Airut:aamujen ("The Harbinger of Dawns" in Finnish) differs from other Tenhi albums by being nearly entirely played on piano, bass and drums (acoustic guitar and synthesizer make only brief and subtle appearances and are not even mentioned in the booklet). The band has stated that the song Kielo on Tenhi's minialbum  (the first part of the Airut-saga) was the basis for the mood and style of Airut:aamujen.

Track listing 
 "Saapuminen | Emerging" ("Arrival") – 2:24
 "Seitsensarvi | Grey Shine of June" ("Sevenhorn") – 4:35
 "Lävitseni kaikkeen | Thru Me and into Everything" ("Through Me into Everything") – 5:44
 "Luopumisen laulu | Eloign" ("The Song of Relinquishing") – 5:39
 "Kuvajainen | Apparition" – 7:01
 "Oikea sointi | Lay Down a Tune" ("Right Tune") – 4:11
 "Kahluu | Fury Revived" ("Fording") – 8:18
 "Hiensynty | Burning" ("The Birth of Sweat") – 7:34
 "Läheltä | A Brief Passing Moment" ("From Near") – 6:49
The songs are sung in Finnish but each song has an English version printed in the booklet.

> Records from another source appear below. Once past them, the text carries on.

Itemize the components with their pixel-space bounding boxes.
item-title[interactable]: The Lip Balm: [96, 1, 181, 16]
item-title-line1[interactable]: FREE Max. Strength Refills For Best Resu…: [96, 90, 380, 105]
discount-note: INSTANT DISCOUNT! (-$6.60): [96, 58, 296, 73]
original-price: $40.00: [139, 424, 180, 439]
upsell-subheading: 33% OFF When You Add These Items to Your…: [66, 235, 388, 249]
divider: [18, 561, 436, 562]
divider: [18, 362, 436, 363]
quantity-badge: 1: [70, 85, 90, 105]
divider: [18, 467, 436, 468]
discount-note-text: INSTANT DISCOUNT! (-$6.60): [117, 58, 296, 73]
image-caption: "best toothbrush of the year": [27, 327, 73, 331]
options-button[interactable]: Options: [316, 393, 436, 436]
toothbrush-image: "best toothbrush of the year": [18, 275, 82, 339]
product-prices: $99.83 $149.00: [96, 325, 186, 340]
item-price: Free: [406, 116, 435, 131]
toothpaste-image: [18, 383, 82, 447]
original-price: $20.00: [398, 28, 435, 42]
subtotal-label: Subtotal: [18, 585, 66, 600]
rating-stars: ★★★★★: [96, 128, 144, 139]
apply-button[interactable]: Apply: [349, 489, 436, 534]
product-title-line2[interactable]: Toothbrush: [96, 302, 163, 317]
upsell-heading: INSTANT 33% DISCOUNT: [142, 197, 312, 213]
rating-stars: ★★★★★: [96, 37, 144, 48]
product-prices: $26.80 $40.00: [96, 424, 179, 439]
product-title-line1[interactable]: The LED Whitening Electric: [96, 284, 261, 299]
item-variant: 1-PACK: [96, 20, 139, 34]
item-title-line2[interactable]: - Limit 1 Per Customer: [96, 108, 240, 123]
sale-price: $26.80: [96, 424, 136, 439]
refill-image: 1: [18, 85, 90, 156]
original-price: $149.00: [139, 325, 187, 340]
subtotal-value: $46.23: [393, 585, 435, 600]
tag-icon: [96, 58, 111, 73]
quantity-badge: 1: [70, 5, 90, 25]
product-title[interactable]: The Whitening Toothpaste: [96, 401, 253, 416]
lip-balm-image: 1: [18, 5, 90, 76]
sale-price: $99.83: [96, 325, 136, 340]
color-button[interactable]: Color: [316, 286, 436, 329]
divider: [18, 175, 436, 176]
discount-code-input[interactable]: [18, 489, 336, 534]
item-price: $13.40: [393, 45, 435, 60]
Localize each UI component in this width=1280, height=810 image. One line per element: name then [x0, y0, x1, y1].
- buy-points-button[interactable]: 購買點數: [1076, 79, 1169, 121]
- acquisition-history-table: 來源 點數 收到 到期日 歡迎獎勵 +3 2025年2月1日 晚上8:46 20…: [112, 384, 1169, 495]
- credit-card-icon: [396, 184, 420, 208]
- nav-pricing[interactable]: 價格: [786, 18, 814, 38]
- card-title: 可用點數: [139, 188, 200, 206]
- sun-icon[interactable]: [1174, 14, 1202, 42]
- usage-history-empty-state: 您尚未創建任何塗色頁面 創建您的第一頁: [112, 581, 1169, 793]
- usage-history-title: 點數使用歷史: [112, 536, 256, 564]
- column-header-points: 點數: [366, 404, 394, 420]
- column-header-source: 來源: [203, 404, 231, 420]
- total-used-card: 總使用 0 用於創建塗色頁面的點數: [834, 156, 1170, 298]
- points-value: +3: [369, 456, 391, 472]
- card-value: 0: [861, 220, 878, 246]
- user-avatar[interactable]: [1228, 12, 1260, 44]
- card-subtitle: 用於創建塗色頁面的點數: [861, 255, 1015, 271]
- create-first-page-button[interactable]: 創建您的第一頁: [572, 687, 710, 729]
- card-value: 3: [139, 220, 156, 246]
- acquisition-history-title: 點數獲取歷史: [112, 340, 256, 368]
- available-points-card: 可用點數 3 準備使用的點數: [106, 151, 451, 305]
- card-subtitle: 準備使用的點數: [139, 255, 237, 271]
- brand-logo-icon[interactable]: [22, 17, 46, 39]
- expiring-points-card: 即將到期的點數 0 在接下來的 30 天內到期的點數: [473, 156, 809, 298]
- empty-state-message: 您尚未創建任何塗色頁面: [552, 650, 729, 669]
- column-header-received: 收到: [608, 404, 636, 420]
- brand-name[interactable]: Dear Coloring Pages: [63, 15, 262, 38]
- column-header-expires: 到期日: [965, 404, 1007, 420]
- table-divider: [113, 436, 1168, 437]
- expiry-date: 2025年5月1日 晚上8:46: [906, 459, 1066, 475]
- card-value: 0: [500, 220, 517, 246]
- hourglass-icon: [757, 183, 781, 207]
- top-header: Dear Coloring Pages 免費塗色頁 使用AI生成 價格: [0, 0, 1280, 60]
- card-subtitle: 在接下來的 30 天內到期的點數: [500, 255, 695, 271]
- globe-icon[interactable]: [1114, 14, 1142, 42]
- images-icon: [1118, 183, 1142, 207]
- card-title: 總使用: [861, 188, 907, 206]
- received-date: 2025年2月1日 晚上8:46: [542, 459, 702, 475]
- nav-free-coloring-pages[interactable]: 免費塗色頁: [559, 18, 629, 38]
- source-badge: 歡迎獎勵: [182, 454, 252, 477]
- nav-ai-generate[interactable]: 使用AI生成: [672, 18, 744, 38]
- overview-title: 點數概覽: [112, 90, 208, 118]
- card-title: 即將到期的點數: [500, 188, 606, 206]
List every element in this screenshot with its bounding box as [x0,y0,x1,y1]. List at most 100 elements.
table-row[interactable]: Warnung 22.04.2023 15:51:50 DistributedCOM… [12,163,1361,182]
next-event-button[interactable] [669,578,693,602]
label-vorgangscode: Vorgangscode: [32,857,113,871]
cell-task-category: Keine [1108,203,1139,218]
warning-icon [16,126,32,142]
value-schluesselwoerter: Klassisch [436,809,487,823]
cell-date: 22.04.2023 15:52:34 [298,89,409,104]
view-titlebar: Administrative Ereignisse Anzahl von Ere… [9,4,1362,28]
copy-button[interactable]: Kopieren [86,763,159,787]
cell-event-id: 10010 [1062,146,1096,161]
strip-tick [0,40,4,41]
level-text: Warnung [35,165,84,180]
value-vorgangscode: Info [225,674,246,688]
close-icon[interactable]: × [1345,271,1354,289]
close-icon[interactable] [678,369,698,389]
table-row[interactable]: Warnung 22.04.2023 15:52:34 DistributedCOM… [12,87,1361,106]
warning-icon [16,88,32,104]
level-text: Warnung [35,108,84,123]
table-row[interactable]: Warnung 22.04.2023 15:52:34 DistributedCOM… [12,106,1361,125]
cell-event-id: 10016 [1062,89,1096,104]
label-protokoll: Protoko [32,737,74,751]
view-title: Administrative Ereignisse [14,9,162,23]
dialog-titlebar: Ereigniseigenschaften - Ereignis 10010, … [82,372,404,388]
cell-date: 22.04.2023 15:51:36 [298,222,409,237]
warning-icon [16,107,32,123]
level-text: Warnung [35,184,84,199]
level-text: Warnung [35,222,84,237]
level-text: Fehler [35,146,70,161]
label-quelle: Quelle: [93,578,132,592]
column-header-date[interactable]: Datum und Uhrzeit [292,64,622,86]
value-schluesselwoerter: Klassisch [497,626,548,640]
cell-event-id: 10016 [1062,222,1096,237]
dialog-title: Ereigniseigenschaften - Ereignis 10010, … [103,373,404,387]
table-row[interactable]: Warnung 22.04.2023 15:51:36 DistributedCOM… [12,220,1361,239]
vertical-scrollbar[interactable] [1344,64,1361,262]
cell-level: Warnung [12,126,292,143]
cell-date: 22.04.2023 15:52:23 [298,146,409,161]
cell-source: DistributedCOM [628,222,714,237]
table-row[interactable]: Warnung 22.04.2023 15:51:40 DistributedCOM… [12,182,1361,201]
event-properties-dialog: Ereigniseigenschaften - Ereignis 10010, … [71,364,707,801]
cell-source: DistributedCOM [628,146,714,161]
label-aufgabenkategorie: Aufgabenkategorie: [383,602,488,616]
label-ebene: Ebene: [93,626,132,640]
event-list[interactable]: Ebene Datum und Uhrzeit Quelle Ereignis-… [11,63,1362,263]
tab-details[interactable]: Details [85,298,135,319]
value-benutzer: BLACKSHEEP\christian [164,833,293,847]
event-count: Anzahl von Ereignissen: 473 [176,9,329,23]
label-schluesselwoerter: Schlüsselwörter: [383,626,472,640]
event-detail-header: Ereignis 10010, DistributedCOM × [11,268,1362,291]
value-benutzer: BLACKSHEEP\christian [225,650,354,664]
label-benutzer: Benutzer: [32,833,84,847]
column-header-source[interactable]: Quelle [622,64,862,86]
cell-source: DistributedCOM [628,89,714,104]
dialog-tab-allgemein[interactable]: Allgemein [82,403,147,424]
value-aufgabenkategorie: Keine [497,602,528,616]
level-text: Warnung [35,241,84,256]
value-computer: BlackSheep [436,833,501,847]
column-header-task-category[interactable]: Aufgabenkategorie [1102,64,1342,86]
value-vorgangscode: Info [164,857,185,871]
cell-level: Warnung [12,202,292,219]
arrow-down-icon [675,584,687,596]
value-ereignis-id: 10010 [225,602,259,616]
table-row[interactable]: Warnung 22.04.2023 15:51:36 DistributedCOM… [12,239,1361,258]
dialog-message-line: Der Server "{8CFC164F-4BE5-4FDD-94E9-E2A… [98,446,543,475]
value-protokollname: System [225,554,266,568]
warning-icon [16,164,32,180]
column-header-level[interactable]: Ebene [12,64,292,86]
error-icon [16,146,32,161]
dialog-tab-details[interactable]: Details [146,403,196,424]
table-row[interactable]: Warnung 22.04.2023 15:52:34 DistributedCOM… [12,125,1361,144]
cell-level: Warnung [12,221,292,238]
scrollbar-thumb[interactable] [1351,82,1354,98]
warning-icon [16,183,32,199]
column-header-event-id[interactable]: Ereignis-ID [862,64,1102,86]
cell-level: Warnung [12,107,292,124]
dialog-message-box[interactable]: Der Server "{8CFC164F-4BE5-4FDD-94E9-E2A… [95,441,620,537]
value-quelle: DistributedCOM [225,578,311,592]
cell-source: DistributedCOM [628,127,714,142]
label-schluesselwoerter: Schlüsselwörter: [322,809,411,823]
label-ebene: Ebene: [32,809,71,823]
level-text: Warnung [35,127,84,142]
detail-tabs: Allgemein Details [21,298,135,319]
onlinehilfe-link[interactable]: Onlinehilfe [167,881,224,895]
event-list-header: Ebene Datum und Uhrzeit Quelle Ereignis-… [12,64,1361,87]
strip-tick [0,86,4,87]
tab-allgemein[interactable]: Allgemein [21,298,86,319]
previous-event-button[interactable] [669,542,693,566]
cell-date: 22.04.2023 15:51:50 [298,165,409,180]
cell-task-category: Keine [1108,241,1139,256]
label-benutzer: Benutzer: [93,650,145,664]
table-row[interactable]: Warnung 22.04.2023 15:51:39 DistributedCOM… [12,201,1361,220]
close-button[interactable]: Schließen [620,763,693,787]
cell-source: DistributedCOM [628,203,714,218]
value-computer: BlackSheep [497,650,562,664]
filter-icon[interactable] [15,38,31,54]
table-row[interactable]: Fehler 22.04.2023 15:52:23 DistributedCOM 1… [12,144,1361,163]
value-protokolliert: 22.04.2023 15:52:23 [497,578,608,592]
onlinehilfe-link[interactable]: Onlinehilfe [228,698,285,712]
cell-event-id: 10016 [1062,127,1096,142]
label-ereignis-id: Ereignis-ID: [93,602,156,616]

The versions are not direct translations (here indicated inside parentheses, if necessary).

Personnel
Ilmari Issakainen – Piano, drums and bass (presumably also acoustic guitar and synthesizer)
Tyko Saarikko – Lead vocals
Janina Lehto – Backing vocals
Tuukka Tolvanen – Backing vocals
Compositions, lyrics, arrangements, cover artwork, recording, producing and mixing credited collectively to the band.